Aslına bakarsanız; sadece baraj ve hidroelektrik santralleri değil hayata geçireceğimiz tüm projelerde çevreye etkinin asgari seviyeye indirgenmesi biz müteahhitler için çok önemli bir yükümlülük… Bu sorumluluk, ülkemizin ihtiyaç duyduğu yapıları (özellikle de enerji kaynağı olarak) inşa ederken bizleri daha duyarlı olmaya teşvik ediyor. Bu durum, bizleri barajların yapılmaması gibi bir sonuca götürmemeli tabi… Hakkınız var, bu konuda insanların hassasiyetlerini kullanan lobilerin olduğu bir gerçek… Özellikle dillendirilen petrol, gaz lobilerinin etkilerinden bahsedebiliriz.
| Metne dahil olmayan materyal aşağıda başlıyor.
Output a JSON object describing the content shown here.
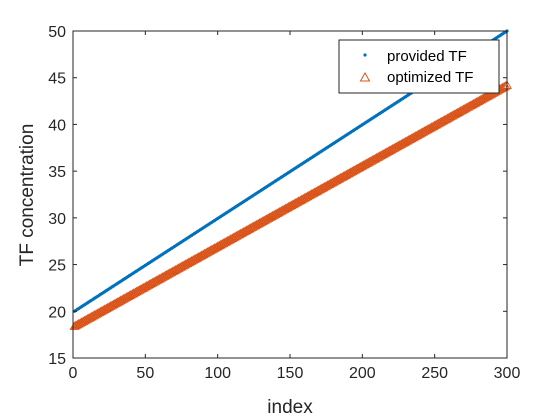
{
  "chart_data": {
    "type": "scatter",
    "title": "",
    "xlabel": "index",
    "ylabel": "TF concentration",
    "xlim": [
      0,
      300
    ],
    "ylim": [
      15,
      50
    ],
    "xticks": [
      0,
      50,
      100,
      150,
      200,
      250,
      300
    ],
    "yticks": [
      15,
      20,
      25,
      30,
      35,
      40,
      45,
      50
    ],
    "grid": false,
    "legend_position": "top-right",
    "series": [
      {
        "name": "provided TF",
        "marker": "point",
        "color": "#0072BD",
        "x_start": 1,
        "x_end": 300,
        "y_start": 20.0,
        "y_end": 50.0
      },
      {
        "name": "optimized TF",
        "marker": "triangle",
        "color": "#D95319",
        "x_start": 1,
        "x_end": 300,
        "y_start": 18.4,
        "y_end": 44.2
      }
    ]
  }
}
Çevrecilerin elektrik üretiminin nereden yapılacağı konusunda bir cevabının olması da gerekiyor. Tüm gelişmeler ışığında sadece rüzgar ve güneş ile elektrik ihtiyacınızın karşılanamayacağı gibi bir gerçekle karşı karşıyaysanız ve kendi kaynaklarınız içerisinde bulunan doğal enerji kaynağı sudan faydalanmanız gerekmektedir. Aksi taktirde her geçen yıl artış gösteren enerji ihtiyacınızı karşılayamaz, dışarıya bağımlı olursunuz.
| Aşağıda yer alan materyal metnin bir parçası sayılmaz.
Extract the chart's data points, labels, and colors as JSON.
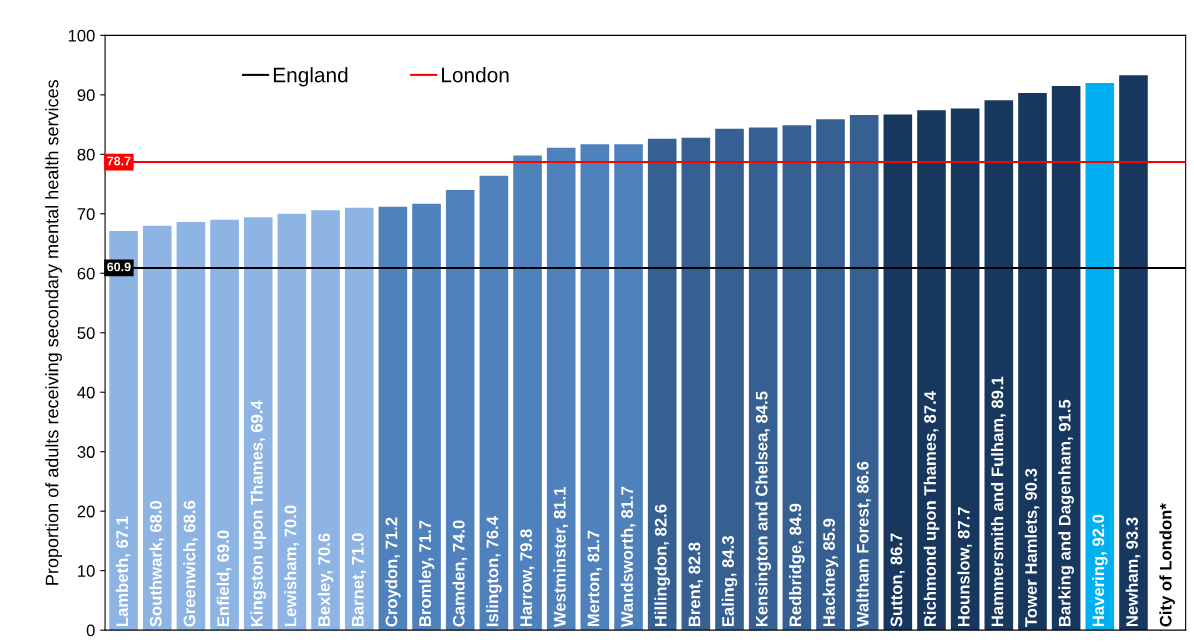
{
  "chart_data": {
    "type": "bar",
    "ylabel": "Proportion of adults receiving secondary mental health services",
    "categories": [
      "Lambeth, 67.1",
      "Southwark, 68.0",
      "Greenwich, 68.6",
      "Enfield, 69.0",
      "Kingston upon Thames, 69.4",
      "Lewisham, 70.0",
      "Bexley, 70.6",
      "Barnet, 71.0",
      "Croydon, 71.2",
      "Bromley, 71.7",
      "Camden, 74.0",
      "Islington, 76.4",
      "Harrow, 79.8",
      "Westminster, 81.1",
      "Merton, 81.7",
      "Wandsworth, 81.7",
      "Hillingdon, 82.6",
      "Brent, 82.8",
      "Ealing, 84.3",
      "Kensington and Chelsea, 84.5",
      "Redbridge, 84.9",
      "Hackney, 85.9",
      "Waltham Forest, 86.6",
      "Sutton, 86.7",
      "Richmond upon Thames, 87.4",
      "Hounslow, 87.7",
      "Hammersmith and Fulham, 89.1",
      "Tower Hamlets, 90.3",
      "Barking and Dagenham, 91.5",
      "Havering, 92.0",
      "Newham, 93.3",
      "City of London*"
    ],
    "values": [
      67.1,
      68.0,
      68.6,
      69.0,
      69.4,
      70.0,
      70.6,
      71.0,
      71.2,
      71.7,
      74.0,
      76.4,
      79.8,
      81.1,
      81.7,
      81.7,
      82.6,
      82.8,
      84.3,
      84.5,
      84.9,
      85.9,
      86.6,
      86.7,
      87.4,
      87.7,
      89.1,
      90.3,
      91.5,
      92.0,
      93.3,
      null
    ],
    "colors": [
      "#8db4e2",
      "#8db4e2",
      "#8db4e2",
      "#8db4e2",
      "#8db4e2",
      "#8db4e2",
      "#8db4e2",
      "#8db4e2",
      "#4f81bd",
      "#4f81bd",
      "#4f81bd",
      "#4f81bd",
      "#4f81bd",
      "#4f81bd",
      "#4f81bd",
      "#4f81bd",
      "#366092",
      "#366092",
      "#366092",
      "#366092",
      "#366092",
      "#366092",
      "#366092",
      "#17375e",
      "#17375e",
      "#17375e",
      "#17375e",
      "#17375e",
      "#17375e",
      "#00b0f0",
      "#17375e",
      "#17375e"
    ],
    "ylim": [
      0,
      100
    ],
    "yticks": [
      0,
      10,
      20,
      30,
      40,
      50,
      60,
      70,
      80,
      90,
      100
    ],
    "ref_lines": [
      {
        "axis": "y",
        "value": 60.9,
        "label": "England",
        "color": "#000000"
      },
      {
        "axis": "y",
        "value": 78.7,
        "label": "London",
        "color": "#ff0000"
      }
    ],
    "annotations": [
      {
        "text": "60.9",
        "y": 60.9
      },
      {
        "text": "78.7",
        "y": 78.7
      }
    ],
    "legend": "top left",
    "grid": false
  }
}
Aktarımlarınız neticesinde geçmiş ile bugünü kıyasladığınızda çevrecilerin itirazlarını göz önünde bulundurursak, özel sektörün de yaptığı hatalar bulunuyor mu?
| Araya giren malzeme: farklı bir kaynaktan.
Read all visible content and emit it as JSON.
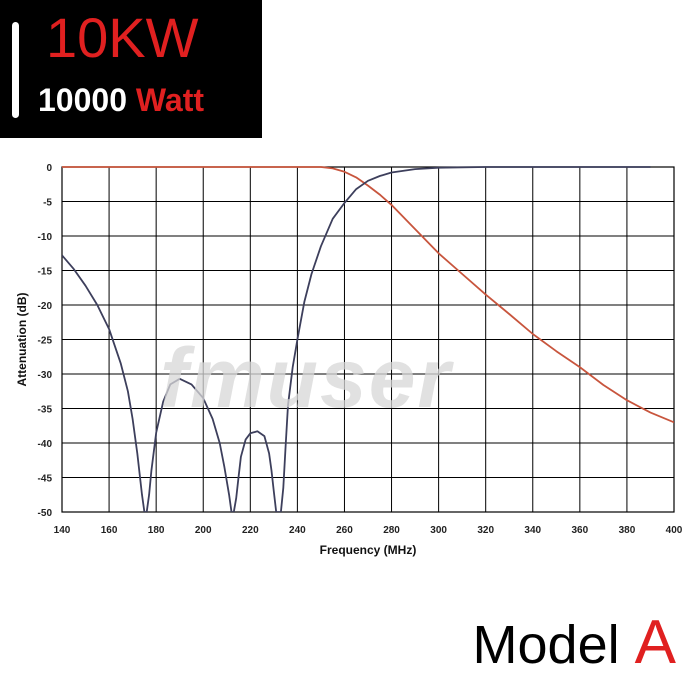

Eskiden projelerin daha yavaş ilerlediği dönemde daha titiz davranıldığı söylenebilir. DSİ, ülkemizin en köklü kuruluşlarından biridir ve yaptığı çalışmaları da hep başarıyla yürütmüştür. Son dönemde; özel sektör, işlerini yaparken rekabet ortamından ve yaptığı çalışmaları daha erken realize etme isteğinden dolayı sorunlar yaşanıyor olabilir. Bugün yaşanan sorunların üzerinde düşen enerji fiyatlarının etkisinden de bahsetmek mümkün. Yatırımcılar, fiyatların %30-40 oranlarında düşmesinin yarattığı sorunlarla mücadele ediyor.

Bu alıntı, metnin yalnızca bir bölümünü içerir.